KJIPUKTUK (Halifax) – Here’s some rare good news from the poverty front.
Newly released data by Statistics Canada show that in 2017 in most provinces the number of people considered poor decreased.
Canada-wide, the percentage of persons living below Canada’s official poverty line in 2017 declined to 9.5% from 10.6% the year before.
Unfortunately, Nova Scotia has nothing to celebrate.
With 12.8% of its population living in poverty Nova Scotia is number one in terms of the percentage of people deemed poor by the Statistics Canada definition.
Even more sadly, Nova Scotia is also number one in child poverty, with with 17.1% of people younger than 18 considered poor.
That number actually went up substantially from 2016, when it was sitting at 14%.
We do need to put an asterisk beside these numbers, in that many poverty advocates will make a valid argument that they are higher across the board.
No doubt the department of Community Services will ask for our patience as its social services transformation initiative will make everything better. But that tune is getting a bit old.

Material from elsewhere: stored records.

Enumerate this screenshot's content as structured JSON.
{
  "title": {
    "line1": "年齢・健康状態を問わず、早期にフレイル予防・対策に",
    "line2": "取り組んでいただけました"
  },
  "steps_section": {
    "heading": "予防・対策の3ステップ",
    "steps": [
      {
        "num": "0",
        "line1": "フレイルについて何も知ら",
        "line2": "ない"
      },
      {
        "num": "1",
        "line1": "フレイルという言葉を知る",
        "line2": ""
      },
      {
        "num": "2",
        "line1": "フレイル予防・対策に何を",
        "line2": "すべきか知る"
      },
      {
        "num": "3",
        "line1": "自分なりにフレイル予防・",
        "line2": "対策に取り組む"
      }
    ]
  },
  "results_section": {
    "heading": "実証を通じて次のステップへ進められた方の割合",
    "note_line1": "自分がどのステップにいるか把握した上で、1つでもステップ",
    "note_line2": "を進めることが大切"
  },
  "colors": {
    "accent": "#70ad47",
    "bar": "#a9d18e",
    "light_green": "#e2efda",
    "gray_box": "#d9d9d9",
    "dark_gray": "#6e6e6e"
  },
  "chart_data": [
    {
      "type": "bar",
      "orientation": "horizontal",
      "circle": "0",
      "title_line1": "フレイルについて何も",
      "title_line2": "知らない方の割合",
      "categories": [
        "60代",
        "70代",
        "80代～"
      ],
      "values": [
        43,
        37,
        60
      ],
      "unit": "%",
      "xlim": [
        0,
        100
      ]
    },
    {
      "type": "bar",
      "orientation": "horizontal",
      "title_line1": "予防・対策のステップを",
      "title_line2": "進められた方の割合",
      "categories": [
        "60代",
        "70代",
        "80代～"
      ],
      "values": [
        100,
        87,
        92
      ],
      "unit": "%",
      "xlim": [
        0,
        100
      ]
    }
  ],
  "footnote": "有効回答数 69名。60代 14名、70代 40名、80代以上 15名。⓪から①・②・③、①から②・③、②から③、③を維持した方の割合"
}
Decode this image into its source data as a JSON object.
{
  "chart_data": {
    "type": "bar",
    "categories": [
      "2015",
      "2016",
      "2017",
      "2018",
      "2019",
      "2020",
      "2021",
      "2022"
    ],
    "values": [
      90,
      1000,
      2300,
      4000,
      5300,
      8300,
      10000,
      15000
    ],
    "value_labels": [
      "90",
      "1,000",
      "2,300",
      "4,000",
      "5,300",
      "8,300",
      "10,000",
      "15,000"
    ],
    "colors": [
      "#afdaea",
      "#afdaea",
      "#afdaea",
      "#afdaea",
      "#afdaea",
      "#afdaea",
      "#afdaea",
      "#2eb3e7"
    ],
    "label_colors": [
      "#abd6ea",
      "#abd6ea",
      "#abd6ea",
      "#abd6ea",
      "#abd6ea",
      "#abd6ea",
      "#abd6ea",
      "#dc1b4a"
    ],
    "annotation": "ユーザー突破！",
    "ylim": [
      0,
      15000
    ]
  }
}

What the Canada-wide decrease shows is that poverty isn’t this mysterious phenomenon that just happens, much like the weather.
For instance, it is no coincidence that the province with the highest poverty rates has the lowest minimum wage in Canada.
There is a reason that in 2017 a mere 4.9% (and Nova Scotia’s 3.4%) of people older than 65 are considered poor. That reason is called good policy.
As food security expert Valerie Tarasuk explained in a 2018 interview: “The only thing that changes is that these people become eligible for old age pension and guaranteed income supplements.”
“For somebody on welfare it will be double what they were getting before, and it will be indexed to inflation. It will typically come with full drug benefits. What happens is that we have an income floor. It’s not perfect. But there is strong relationship that when you give people an income floor that is closer to adequate than it dramatically drops the risk of food insecurity,” Tarasuk said.
Similarly, the CBC reports that in terms of child poverty, with a decline between 2015 and 2017 of 10% to 5%, Alberta saw one of the most dramatic reductions in the past two years on record.
Economist Trevor Tombe says that phenomenal decline is largely due to the Canada Child Benefit introduced by the federal Liberal government and the Alberta Child Benefit.
“So those two policies, combined, really dramatically increase the amount of child benefits that Alberta families receive,” Tombe said in the CBC story.
The increase amounts to “a little more than double” what low-income families were receiving in 2014, Tombe said.